We start by ripping our pine board down to 1 3/8 by 1 3/8 inches with the table saw.

It’s important to mark your wood with a pencil so you’ll know where the face of the frame will be at all times.

Now we lower the blade to cut the inside dimensions of the profile, our 1/2-inch and 1 inch cuts. This gives us our L shape.

Next we’ll use the miter saw and cut off one end of the wood to make a 45 degree miter cut.

Now measure from the inside corner of the cut (not the outside) to determine the length of your piece, then adjust your saw and cut the other end.

Once you’re sure your first cut is correct, you can use that piece to transfer your marks for your next cut. This ensures the two pieces will be identical in length.

Then cut your other two sides.

Dry fit the pieces together to make sure everything is perfect. Dust off your frame pieces or protect your artwork to keep it clean, and drop you art into it to make sure it fits.

Now it’s time to assemble the frame. It helps to have a scrap of plywood that you know is square to line up the corners of the frame. It also gives stability while nailing. Use wood glue to put the corners together.

We’re using 18 gauge finish nails in our nail gun. For this size frame, we put one nail in one side of a corner and two in the other side of the same corner.

Put some pressure on the corners with clamps while the glue dries.

Use wood filler to fill the holes, gaps, and any imperfections. When it’s dry, sand it smooth. We’re using 120 grit sandpaper.

We like to use water-based latex paint. Start with a base coat of primer, then at least two coats of color.

Next we’ll use the table saw to cut a plywood backing board. We’re using 3/16 inch luan. This step is optional; in leu of this wooden backing, you can glue brown paper over the back of your frame to finish it off.

We’re using a score and snap method to cut the acrylic. Your acrylic may come with paper on it; leave the paper on for this step to protect it from scratches.

Clamp down a metal straight edge where you want to cut your acrylic and use a scoring tool similar to this one, or a utility knife. Make several passes over the acrylic with the tool rather than trying to make just one deep groove.

Move the scored line just off the edge of your table and move your metal straight edge to the table’s edge, so it’s right next to but not on top of the scored line. Clamp down your straight edge. Using both hands, move the acrylic up and down to snap the piece off.

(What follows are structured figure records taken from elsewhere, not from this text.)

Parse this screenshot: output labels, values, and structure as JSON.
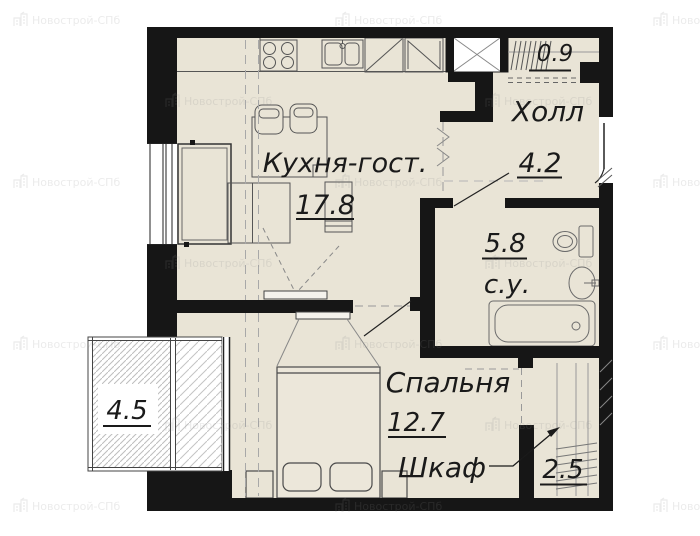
{
  "watermark": {
    "text": "Новострой-СПб"
  },
  "rooms": {
    "kitchen_living": {
      "name": "Кухня-гост.",
      "area": "17.8"
    },
    "hall": {
      "name": "Холл",
      "area": "4.2"
    },
    "bathroom": {
      "name": "с.у.",
      "area": "5.8"
    },
    "bedroom": {
      "name": "Спальня",
      "area": "12.7"
    },
    "wardrobe": {
      "name": "Шкаф",
      "area": "2.5"
    },
    "entry_storage": {
      "area": "0.9"
    },
    "balcony": {
      "area": "4.5"
    }
  },
  "colors": {
    "floor": "#e9e4d6",
    "wall": "#161616",
    "label": "#1a1a1a",
    "furniture_line": "#555555",
    "fixture_line": "#6a6a6a",
    "hatch": "#bdbdbd",
    "watermark": "#8a8a8a"
  }
}
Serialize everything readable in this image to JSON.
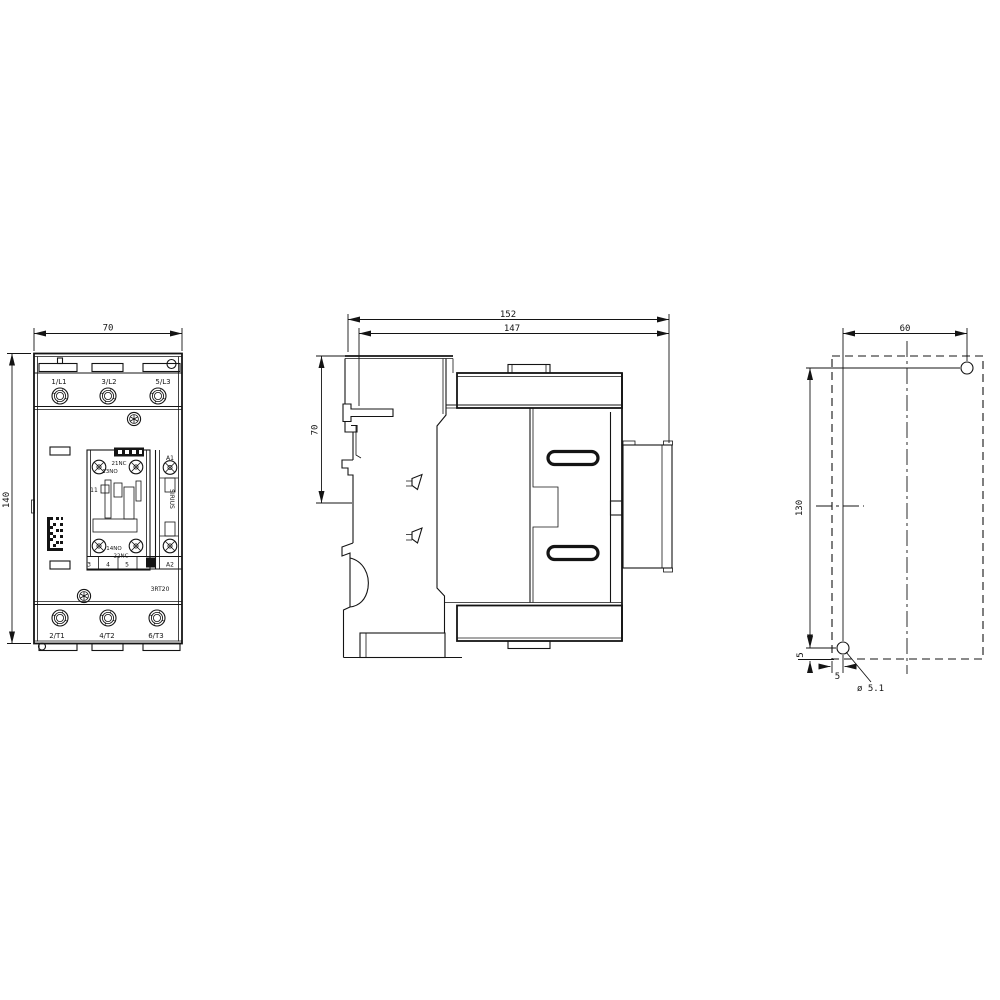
{
  "drawing": {
    "front_view": {
      "dim_width": "70",
      "dim_height": "140",
      "top_terminals": [
        "1/L1",
        "3/L2",
        "5/L3"
      ],
      "bottom_terminals": [
        "2/T1",
        "4/T2",
        "6/T3"
      ],
      "aux_block": {
        "label_top_nc": "21NC",
        "label_top_no": "13NO",
        "label_pole": "11",
        "label_bottom_no": "14NO",
        "label_bottom_nc": "22NC",
        "terminal_row": [
          "3",
          "4",
          "5"
        ],
        "terminal_row_coil": "A2"
      },
      "coil_terminal_top": "A1",
      "brand_label": "SIRIUS",
      "product_label": "3RT20"
    },
    "side_view": {
      "dim_total_depth": "152",
      "dim_mount_depth": "147",
      "dim_rail_height": "70"
    },
    "mounting_view": {
      "dim_hole_spacing_x": "60",
      "dim_hole_spacing_y": "130",
      "dim_edge_offset_x": "5",
      "dim_edge_offset_y": "5",
      "hole_diameter": "ø 5.1"
    }
  }
}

Part 2 of this video will show you how to put your art into the frame and finish off the project.

  • Jennie Digs

    Looks like a family project here. That husband of yours is not only cute, talented and wonderful, but I can attest to the fact that he’s the best son-in-law in the whole world! The two of you make quite a team. Yah Team Glose!

  • Diane

    Thanks Pam. Don’t have the power tools, but loved the video. I did learn how to properly cut my acrylic, thanks. Looking forward to Part 2.

    • You are welcome, Diane, very glad the video helped.